Mockingbird Cafe frequently appears on lists of best cafes in Ho Chi Minh City and for good reason. It’s a gloriously boho collection of rooms and you’re almost convinced you’ve stepped back in time to 1960s Saigon. There’s even a guitar propped up among the low slung modernist chairs and sofas. Fairy lights, flowers and photographs make it feel like you’re in someone’s living room instead of a cafe. There’s also a cute little balcony AND a bar if you fancy changing up the iced coffee for something a bit stronger… It was quiet when I visited but I can imagine it’s really popular in the evening. In fact, I recommend hitting up 14 Ton That Dam at night as there are quite a few bars in the block. Unfortunately most of them were closed when I visited (day drinking is perhaps not a thing in Ho Chi Minh City…) but I plan to make a beeline back here if I’m ever back in town.
The final cafe I visited was also my favourite. Things Cafe is located on the first floor and it follows the same ‘grungy living room’ vibe as Mockingbird and Thi Fi. However, it felt more uniquely ‘Asian’ than the other two with its patterned tiled floor, proliferation of plants, brightly painted shutters and whirring ceiling fans. And there are cats. Actual cats, not decorative ones, that mooch around and sprawl and – occasionally – allow you to fuss them. Anywhere with the addition of furry friends instantly goes up in my estimation. Things Cafe was exactly the sort of place I had been looking for, somewhere I could happily sit for hours and write. Or, failing that, just pose with a highbrow novel… Yes, it could be seen as a little too self-consciously cool, especially with all the random touches like the vintage TV set but, for me, it all worked.
They say absence makes the heart grow fonder and my current circumstances mean I would actually be delighted to jump on a plane to Ho Chi Minh City, despite all the things I initially disliked about it. I think it’s a city that grows on a person. Like the cafes at 14 Ton That Dam Street, many of the things that make Ho Chi Minh City special are hidden away and you have to put a little effort into uncovering them. I can’t wait to give the city another chance and hunt down more of its hidden cafes.
Don’t forget to pack…
Need to know
- The traffic in Ho Chi Minh City is crazy – it’s the worst I’ve ever seen. This makes crossing the road a leap of faith because no-one will stop for you until you actually step out into the road. It’s a completely counter-intuitive thing to do. Good luck!
- On a related note, even pavements aren’t traffic-free. I lost count of the number of times I was almost mown down by a scooter on the pavement.
- Ho Chi Minh City is not a place conducive to walking but Ubers are cheap and plentiful. Save yourself the hassle of walking from A to B and hop into an Uber instead.

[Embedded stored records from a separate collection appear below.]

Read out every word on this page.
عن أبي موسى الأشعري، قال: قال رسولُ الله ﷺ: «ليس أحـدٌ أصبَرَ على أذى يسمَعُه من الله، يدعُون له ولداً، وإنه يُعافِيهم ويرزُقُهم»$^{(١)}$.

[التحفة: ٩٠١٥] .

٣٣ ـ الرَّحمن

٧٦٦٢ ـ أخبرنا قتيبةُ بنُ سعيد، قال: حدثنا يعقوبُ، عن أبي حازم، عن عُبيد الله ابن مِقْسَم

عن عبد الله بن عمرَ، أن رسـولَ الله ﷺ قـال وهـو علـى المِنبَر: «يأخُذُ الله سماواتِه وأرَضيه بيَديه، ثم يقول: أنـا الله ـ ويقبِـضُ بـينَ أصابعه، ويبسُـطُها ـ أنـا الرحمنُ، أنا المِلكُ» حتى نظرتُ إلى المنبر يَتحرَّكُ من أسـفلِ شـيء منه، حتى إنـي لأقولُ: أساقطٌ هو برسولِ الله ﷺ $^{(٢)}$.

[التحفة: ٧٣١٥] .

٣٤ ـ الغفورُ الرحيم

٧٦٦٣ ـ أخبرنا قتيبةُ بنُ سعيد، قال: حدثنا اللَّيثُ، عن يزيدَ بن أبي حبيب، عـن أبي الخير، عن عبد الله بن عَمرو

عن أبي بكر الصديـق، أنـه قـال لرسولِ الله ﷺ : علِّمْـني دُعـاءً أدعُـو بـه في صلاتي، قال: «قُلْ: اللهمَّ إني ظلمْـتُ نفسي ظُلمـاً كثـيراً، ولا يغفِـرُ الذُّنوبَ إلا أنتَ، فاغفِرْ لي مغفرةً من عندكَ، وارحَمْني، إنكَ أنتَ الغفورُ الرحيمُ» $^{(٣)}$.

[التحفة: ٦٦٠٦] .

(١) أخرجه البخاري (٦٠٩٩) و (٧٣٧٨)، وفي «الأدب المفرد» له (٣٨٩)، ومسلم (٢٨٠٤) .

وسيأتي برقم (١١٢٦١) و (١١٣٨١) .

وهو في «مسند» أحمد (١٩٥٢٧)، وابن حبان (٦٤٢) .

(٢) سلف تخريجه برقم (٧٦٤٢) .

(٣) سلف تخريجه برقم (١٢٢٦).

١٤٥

- You know what else is cheap and plentiful? Street food. There’s no excuse for not completely over-indulging.
- I was in Ho Chi Minh City on two separate occasions. During my first visit, I stayed in Cozy House 140 which is a simple yet comfortable hotel close to Bui Vien Street. Although I was happy there, I decided to treat myself and upgrade to their sister property, Cozy House 160, just around the corner. Out of the two hotels, I preferred Cozy House 160 (mainly because my room had a window) but they both offered great value for money, were clean, well decorated and had lovely staff.